Picture “Seeking A Friend for the End of the World” mixed with “Melancholia” and garnished with a dash of Christmas cheer, and you’ll get “Silent Night,” Camille Griffin‘s directorial debut about humanity’s last night on Earth. The film blends dark humor with sobering drama, and the end result is an extremely bleak holiday movie that could perhaps become a tradition in certain acerbic households.
The story unfolds in the stately country home of Nell (Keira Knightley) and Simon (Matthew Goode), where the couple’s best friends (Sope Dirisu, Lily-Rose Depp, Lucy Punch, Annabelle Wallis, Kirby Howell-Baptiste, Dora Davis, and Rufus Jones) have gathered to celebrate the Yuletide — and the end of the world. There’s a massive cloud of poison gas slowly consuming the globe, and death is so certain that the government has provided all citizens with their own personal suicide pills when the time arises. These revelers have a low-key evening, chatting and drinking and playing charades with their mates and their children (Roman Griffin Davis, Davida McKenzie), trying mightily to forget mankind’s impending doom.

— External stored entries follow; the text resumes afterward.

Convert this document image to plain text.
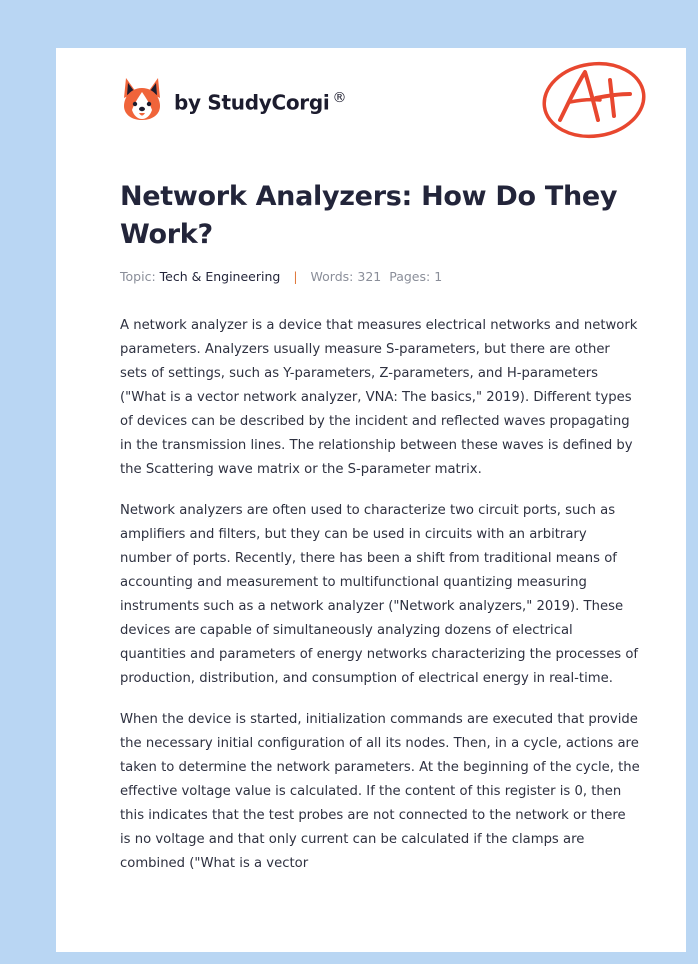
by StudyCorgi ®
Network Analyzers: How Do They Work?
Topic: Tech & Engineering | Words: 321 Pages: 1

A network analyzer is a device that measures electrical networks and network parameters. Analyzers usually measure S-parameters, but there are other sets of settings, such as Y-parameters, Z-parameters, and H-parameters ("What is a vector network analyzer, VNA: The basics," 2019). Different types of devices can be described by the incident and reflected waves propagating in the transmission lines. The relationship between these waves is defined by the Scattering wave matrix or the S-parameter matrix.

Network analyzers are often used to characterize two circuit ports, such as amplifiers and filters, but they can be used in circuits with an arbitrary number of ports. Recently, there has been a shift from traditional means of accounting and measurement to multifunctional quantizing measuring instruments such as a network analyzer ("Network analyzers," 2019). These devices are capable of simultaneously analyzing dozens of electrical quantities and parameters of energy networks characterizing the processes of production, distribution, and consumption of electrical energy in real-time.

When the device is started, initialization commands are executed that provide the necessary initial configuration of all its nodes. Then, in a cycle, actions are taken to determine the network parameters. At the beginning of the cycle, the effective voltage value is calculated. If the content of this register is 0, then this indicates that the test probes are not connected to the network or there is no voltage and that only current can be calculated if the clamps are combined ("What is a vector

I didn’t find much to like about this movie. The concept is very shallow, and screenwriter (also Griffin) stretches the script too thin. It’s a very chatty film, with a great deal of tiresome dialogue and equally uninteresting characters who are privileged and insufferable (turns out there’s actually a point to their considerable unlikeability, but it still hurts the momentum). It feels like a mumblecore project that’s too long and lacking material, pushing tiresome themes about class and societal advantages. Even the surprises are forced and expected, which leads to more disappointment as a viewer.
Nothing of any importance really happens until the film’s halfway mark, and Griffin is successful at building just enough suspense to keep audiences engaged. I was unsure where the endgame was until close to the very end, thanks to some cagey horror and sci-fi vibes. At least the most compelling (and shocking) piece of the story isn’t revealed too quickly.
Griffin is not afraid to push her story as far as possible, and there’s something admirable about that. Since the best parts of the film come from its unexpected elements, it’s best to know very little about the plot before sitting down to watch. “Silent Night” may still disappoint, but at least the prime details won’t be ruined.
This film was screened for review at the 2021 Toronto International Film Festival.